Man tried to suffocate his ex during late night burglary
A BUNDABERG man has been sentenced to jail for a "terrifying" night time burglary at his ex-partner's home where he held the woman down and tried to suffocate her with a pillow.
The 39-year-old man, who can not be named to protect the identity of his victim, pleaded guilty to the July 2012 attack yesterday in Bundaberg District Court.
Crown Prosecutor Lily Brisick said the horrifying attack only came to an end when the pair's child entered the room and saw what was happening.
"Essentially the accused broke into the complainant's house," she said.
"He put his hand over her mouth. He pushed a pillow over her face and tried to suffocate her."

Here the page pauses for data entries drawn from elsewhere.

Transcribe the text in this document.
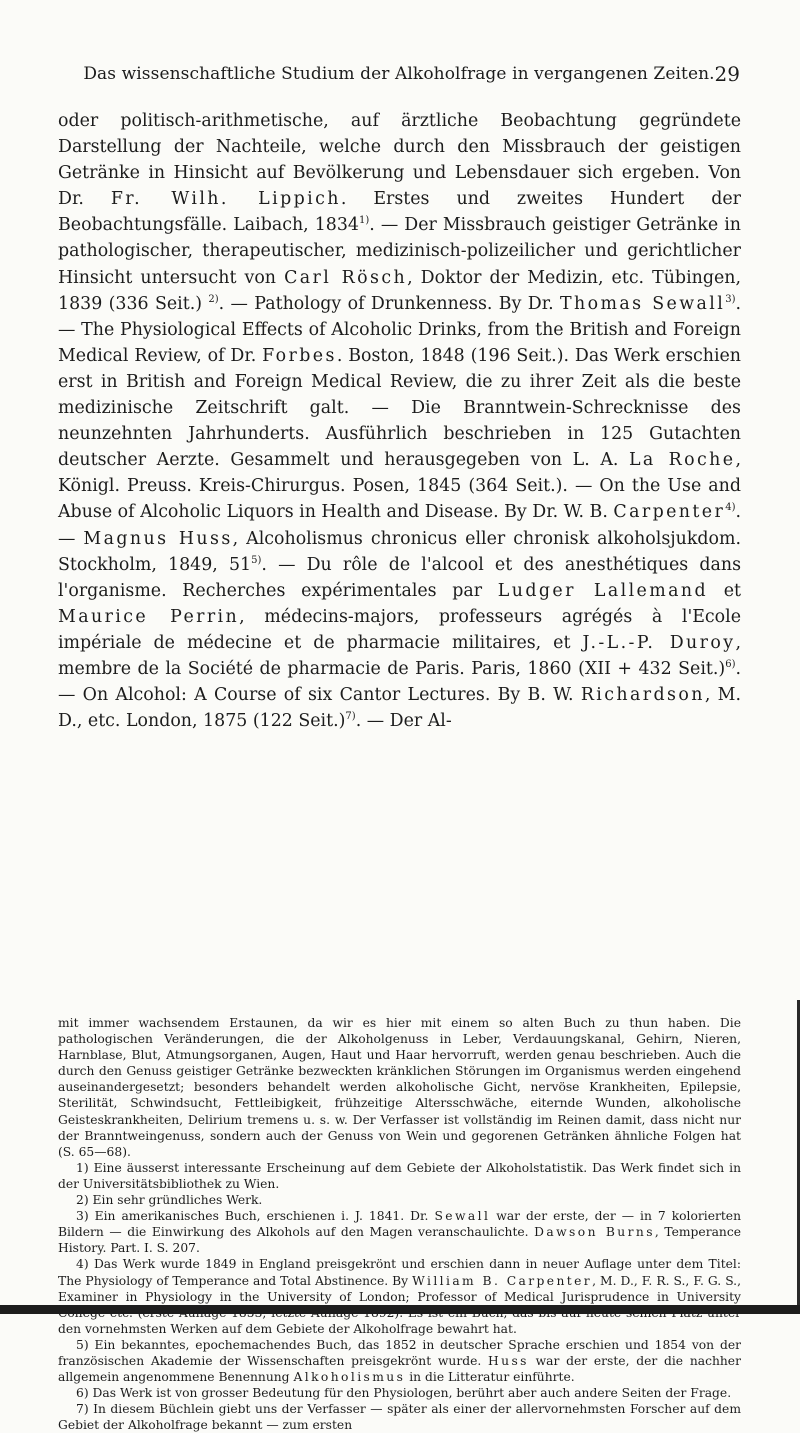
Das wissenschaftliche Studium der Alkoholfrage in vergangenen Zeiten. 29
oder politisch-arithmetische, auf ärztliche Beobachtung gegründete Darstellung der Nachteile, welche durch den Missbrauch der geistigen Getränke in Hinsicht auf Bevölkerung und Lebensdauer sich ergeben. Von Dr. Fr. Wilh. Lippich. Erstes und zweites Hundert der Beobachtungsfälle. Laibach, 1834$^{1)}$. — Der Missbrauch geistiger Getränke in pathologischer, therapeutischer, medizinisch-polizeilicher und gerichtlicher Hinsicht untersucht von Carl Rösch, Doktor der Medizin, etc. Tübingen, 1839 (336 Seit.) $^{2)}$. — Pathology of Drunkenness. By Dr. Thomas Sewall$^{3)}$. — The Physiological Effects of Alcoholic Drinks, from the British and Foreign Medical Review, of Dr. Forbes. Boston, 1848 (196 Seit.). Das Werk erschien erst in British and Foreign Medical Review, die zu ihrer Zeit als die beste medizinische Zeitschrift galt. — Die Branntwein-Schrecknisse des neunzehnten Jahrhunderts. Ausführlich beschrieben in 125 Gutachten deutscher Aerzte. Gesammelt und herausgegeben von L. A. La Roche, Königl. Preuss. Kreis-Chirurgus. Posen, 1845 (364 Seit.). — On the Use and Abuse of Alcoholic Liquors in Health and Disease. By Dr. W. B. Carpenter$^{4)}$. — Magnus Huss, Alcoholismus chronicus eller chronisk alkoholsjukdom. Stockholm, 1849, 51$^{5)}$. — Du rôle de l'alcool et des anesthétiques dans l'organisme. Recherches expérimentales par Ludger Lallemand et Maurice Perrin, médecins-majors, professeurs agrégés à l'Ecole impériale de médecine et de pharmacie militaires, et J.-L.-P. Duroy, membre de la Société de pharmacie de Paris. Paris, 1860 (XII + 432 Seit.)$^{6)}$. — On Alcohol: A Course of six Cantor Lectures. By B. W. Richardson, M. D., etc. London, 1875 (122 Seit.)$^{7)}$. — Der Al-

mit immer wachsendem Erstaunen, da wir es hier mit einem so alten Buch zu thun haben. Die pathologischen Veränderungen, die der Alkoholgenuss in Leber, Verdauungskanal, Gehirn, Nieren, Harnblase, Blut, Atmungsorganen, Augen, Haut und Haar hervorruft, werden genau beschrieben. Auch die durch den Genuss geistiger Getränke bezweckten kränklichen Störungen im Organismus werden eingehend auseinandergesetzt; besonders behandelt werden alkoholische Gicht, nervöse Krankheiten, Epilepsie, Sterilität, Schwindsucht, Fettleibigkeit, frühzeitige Altersschwäche, eiternde Wunden, alkoholische Geisteskrankheiten, Delirium tremens u. s. w. Der Verfasser ist vollständig im Reinen damit, dass nicht nur der Branntweingenuss, sondern auch der Genuss von Wein und gegorenen Getränken ähnliche Folgen hat (S. 65—68).

1) Eine äusserst interessante Erscheinung auf dem Gebiete der Alkoholstatistik. Das Werk findet sich in der Universitätsbibliothek zu Wien.

2) Ein sehr gründliches Werk.

3) Ein amerikanisches Buch, erschienen i. J. 1841. Dr. Sewall war der erste, der — in 7 kolorierten Bildern — die Einwirkung des Alkohols auf den Magen veranschaulichte. Dawson Burns, Temperance History. Part. I. S. 207.

4) Das Werk wurde 1849 in England preisgekrönt und erschien dann in neuer Auflage unter dem Titel: The Physiology of Temperance and Total Abstinence. By William B. Carpenter, M. D., F. R. S., F. G. S., Examiner in Physiology in the University of London; Professor of Medical Jurisprudence in University den vornehmsten Werken auf dem Gebiete der Alkoholfrage bewahrt hat.

5) Ein bekanntes, epochemachendes Buch, das 1852 in deutscher Sprache erschien und 1854 von der französischen Akademie der Wissenschaften preisgekrönt wurde. Huss war der erste, der die nachher allgemein angenommene Benennung Alkoholismus in die Litteratur einführte.

6) Das Werk ist von grosser Bedeutung für den Physiologen, berührt aber auch andere Seiten der Frage.

7) In diesem Büchlein giebt uns der Verfasser — später als einer der allervornehmsten Forscher auf dem Gebiet der Alkoholfrage bekannt — zum ersten
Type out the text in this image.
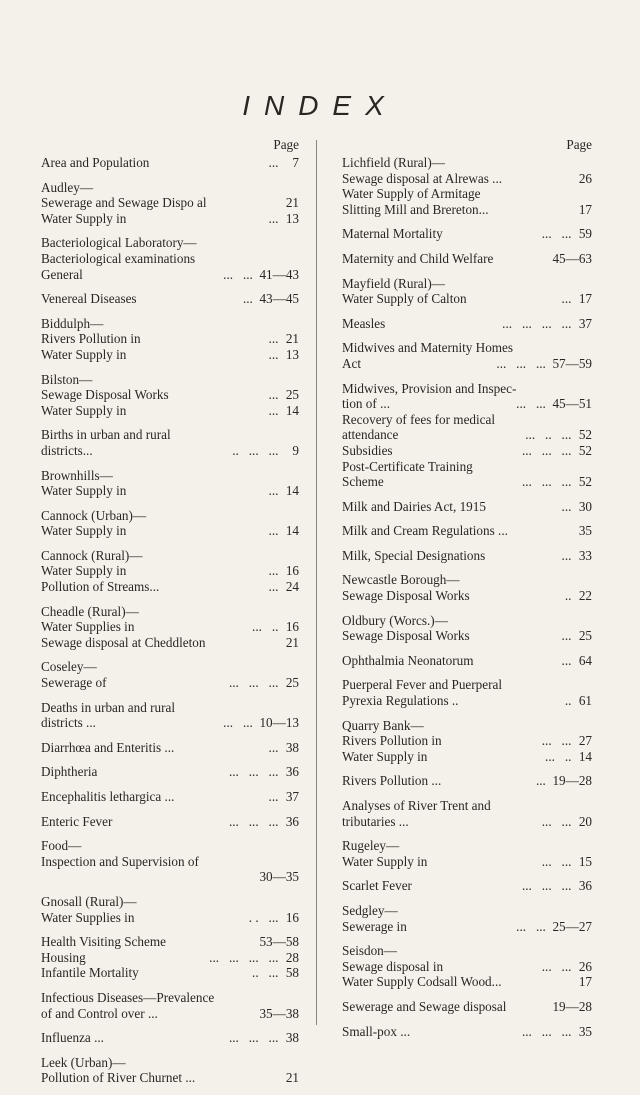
INDEX
Page
Area and Population	... 7
Audley—
Sewerage and Sewage Dispo al	21
Water Supply in	... 13
Bacteriological Laboratory—
Bacteriological examinations
General	...   ... 41—43
Venereal Diseases	... 43—45
Biddulph—
Rivers Pollution in	... 21
Water Supply in	... 13
Bilston—
Sewage Disposal Works	... 25
Water Supply in	... 14
Births in urban and rural
districts...	..   ...   ... 9
Brownhills—
Water Supply in	... 14
Cannock (Urban)—
Water Supply in	... 14
Cannock (Rural)—
Water Supply in	... 16
Pollution of Streams...	... 24
Cheadle (Rural)—
Water Supplies in	...   .. 16
Sewage disposal at Cheddleton	21
Coseley—
Sewerage of	...   ...   ... 25
Deaths in urban and rural
districts ...	...   ... 10—13
Diarrhœa and Enteritis ...	... 38
Diphtheria	...   ...   ... 36
Encephalitis lethargica ...	... 37
Enteric Fever	...   ...   ... 36
Food—
Inspection and Supervision of
30—35
Gnosall (Rural)—
Water Supplies in	. .   ... 16
Health Visiting Scheme	53—58
Housing	...   ...   ...   ... 28
Infantile Mortality	..   ... 58
Infectious Diseases—Prevalence
of and Control over ...	35—38
Influenza ...	...   ...   ... 38
Leek (Urban)—
Pollution of River Churnet ...	21
Page
Lichfield (Rural)—
Sewage disposal at Alrewas ...	26
Water Supply of Armitage
Slitting Mill and Brereton...	17
Maternal Mortality	...   ... 59
Maternity and Child Welfare	45—63
Mayfield (Rural)—
Water Supply of Calton	... 17
Measles	...   ...   ...   ... 37
Midwives and Maternity Homes
Act	...   ...   ... 57—59
Midwives, Provision and Inspec-
tion of ...	...   ... 45—51
Recovery of fees for medical
attendance	...   ..   ... 52
Subsidies	...   ...   ... 52
Post-Certificate Training
Scheme	...   ...   ... 52
Milk and Dairies Act, 1915	... 30
Milk and Cream Regulations ...	35
Milk, Special Designations	... 33
Newcastle Borough—
Sewage Disposal Works	.. 22
Oldbury (Worcs.)—
Sewage Disposal Works	... 25
Ophthalmia Neonatorum	... 64
Puerperal Fever and Puerperal
Pyrexia Regulations ..	.. 61
Quarry Bank—
Rivers Pollution in	...   ... 27
Water Supply in	...   .. 14
Rivers Pollution ...	... 19—28
Analyses of River Trent and
tributaries ...	...   ... 20
Rugeley—
Water Supply in	...   ... 15
Scarlet Fever	...   ...   ... 36
Sedgley—
Sewerage in	...   ... 25—27
Seisdon—
Sewage disposal in	...   ... 26
Water Supply Codsall Wood...	17
Sewerage and Sewage disposal	19—28
Small-pox ...	...   ...   ... 35
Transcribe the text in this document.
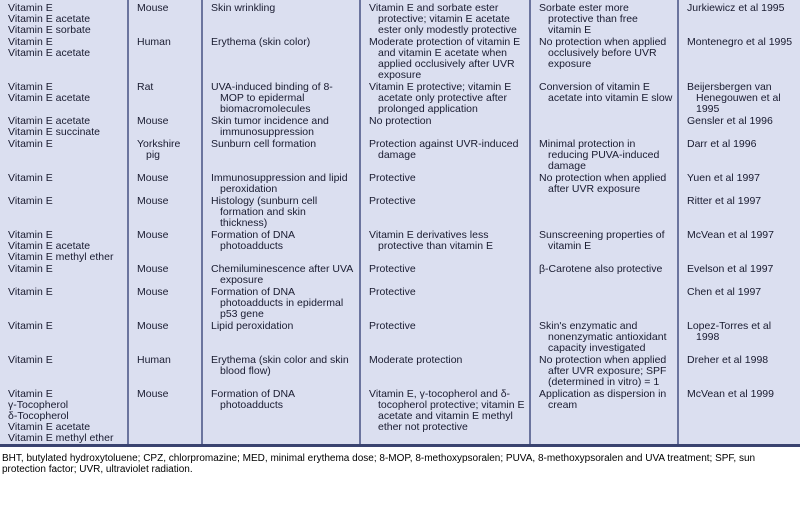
Vitamin E
Vitamin E acetate
Vitamin E sorbate	Mouse	Skin wrinkling	Vitamin E and sorbate ester protective; vitamin E acetate ester only modestly protective	Sorbate ester more protective than free vitamin E	Jurkiewicz et al 1995

Vitamin E
Vitamin E acetate	Human	Erythema (skin color)	Moderate protection of vitamin E and vitamin E acetate when applied occlusively after UVR exposure	No protection when applied occlusively before UVR exposure	Montenegro et al 1995

Vitamin E
Vitamin E acetate	Rat	UVA-induced binding of 8-MOP to epidermal biomacromolecules	Vitamin E protective; vitamin E acetate only protective after prolonged application	Conversion of vitamin E acetate into vitamin E slow	Beijersbergen van Henegouwen et al 1995

Vitamin E acetate
Vitamin E succinate	Mouse	Skin tumor incidence and immunosuppression	No protection		Gensler et al 1996

Vitamin E	Yorkshire pig	Sunburn cell formation	Protection against UVR-induced damage	Minimal protection in reducing PUVA-induced damage	Darr et al 1996

Vitamin E	Mouse	Immunosuppression and lipid peroxidation	Protective	No protection when applied after UVR exposure	Yuen et al 1997

Vitamin E	Mouse	Histology (sunburn cell formation and skin thickness)	Protective		Ritter et al 1997

Vitamin E
Vitamin E acetate
Vitamin E methyl ether	Mouse	Formation of DNA photoadducts	Vitamin E derivatives less protective than vitamin E	Sunscreening properties of vitamin E	McVean et al 1997

Vitamin E	Mouse	Chemiluminescence after UVA exposure	Protective	β-Carotene also protective	Evelson et al 1997

Vitamin E	Mouse	Formation of DNA photoadducts in epidermal p53 gene	Protective		Chen et al 1997

Vitamin E	Mouse	Lipid peroxidation	Protective	Skin's enzymatic and nonenzymatic antioxidant capacity investigated	Lopez-Torres et al 1998

Vitamin E	Human	Erythema (skin color and skin blood flow)	Moderate protection	No protection when applied after UVR exposure; SPF (determined in vitro) = 1	Dreher et al 1998

Vitamin E
γ-Tocopherol
δ-Tocopherol
Vitamin E acetate
Vitamin E methyl ether	Mouse	Formation of DNA photoadducts	Vitamin E, γ-tocopherol and δ-tocopherol protective; vitamin E acetate and vitamin E methyl ether not protective	Application as dispersion in cream	McVean et al 1999
BHT, butylated hydroxytoluene; CPZ, chlorpromazine; MED, minimal erythema dose; 8-MOP, 8-methoxypsoralen; PUVA, 8-methoxypsoralen and UVA treatment; SPF, sun protection factor; UVR, ultraviolet radiation.
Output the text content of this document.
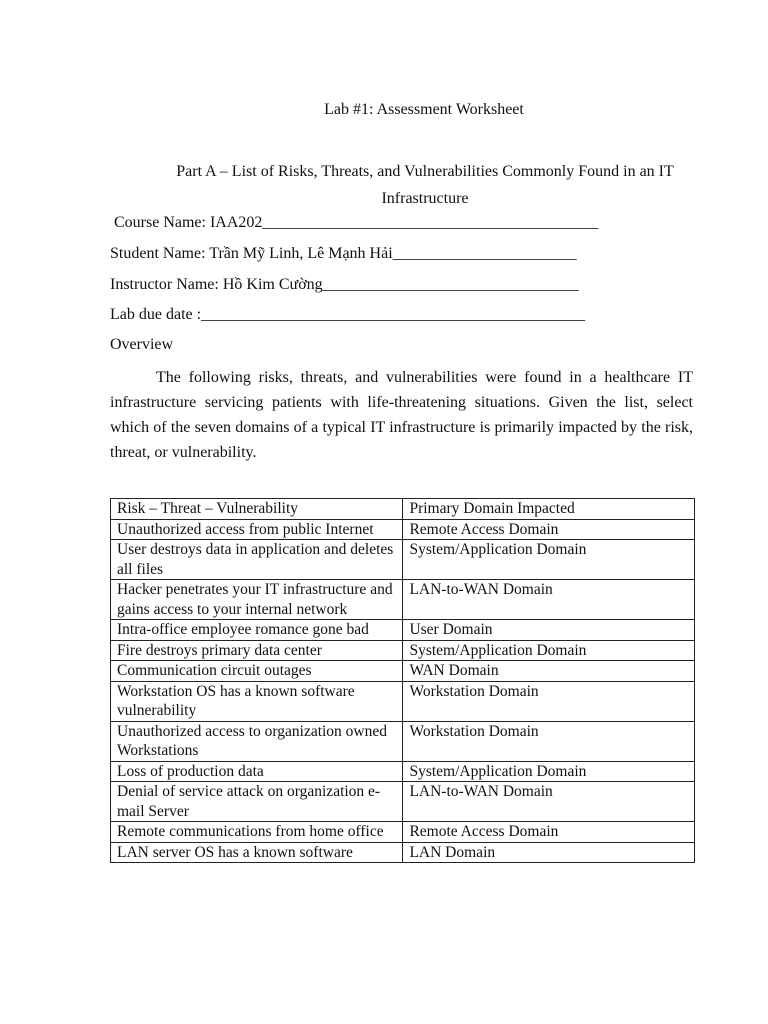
Lab #1: Assessment Worksheet

Part A – List of Risks, Threats, and Vulnerabilities Commonly Found in an IT Infrastructure

Course Name: IAA202__________________________________________

Student Name: Trần Mỹ Linh, Lê Mạnh Hải_______________________

Instructor Name: Hồ Kim Cường________________________________

Lab due date :________________________________________________

Overview

The following risks, threats, and vulnerabilities were found in a healthcare IT infrastructure servicing patients with life-threatening situations. Given the list, select which of the seven domains of a typical IT infrastructure is primarily impacted by the risk, threat, or vulnerability.

Risk – Threat – Vulnerability	Primary Domain Impacted
Unauthorized access from public Internet	Remote Access Domain
User destroys data in application and deletes all files	System/Application Domain
Hacker penetrates your IT infrastructure and gains access to your internal network	LAN-to-WAN Domain
Intra-office employee romance gone bad	User Domain
Fire destroys primary data center	System/Application Domain
Communication circuit outages	WAN Domain
Workstation OS has a known software vulnerability	Workstation Domain
Unauthorized access to organization owned Workstations	Workstation Domain
Loss of production data	System/Application Domain
Denial of service attack on organization e-mail Server	LAN-to-WAN Domain
Remote communications from home office	Remote Access Domain
LAN server OS has a known software	LAN Domain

Ms Brisick said it was a "violent and sustained attack" and if the young girl had not walked in, the attacker may have been facing court on much more serious charges.
As it was, the man pleaded guilty to eight offences including burglary, deprivation of liberty, assault causing bodily harm while armed and five counts of breaching domestic violence orders.
Ms Brisick said the man had breached many orders in the past and his victim in this attack suffered several injuries.
"(She received) bruises and lacerations to her lips and neck and puncture wounds to her stomach," the prosecutor said.
The court heard the man suffered from schizophrenia and did not like taking his medication.
"The most important thing is he resolves to take his medication," Judge John Roberston said.
"It must have been a terrifying experience for her occurring as it did in the night."
Judge Robertson said if the man took his medication and got his life on track, he might have a chance of having a relationship with his children.
"If you don't and you return to this dangerous behaviour, this threatening and abusive behaviour to her (the victim) and her family, there's a strong probability you will be returned to prison," he said.
"If you step out of line then you will be back in jail very quick."
The man was sentenced to two concurrent jail terms of three years and 18 months with immediate parole due to the 597 days already served.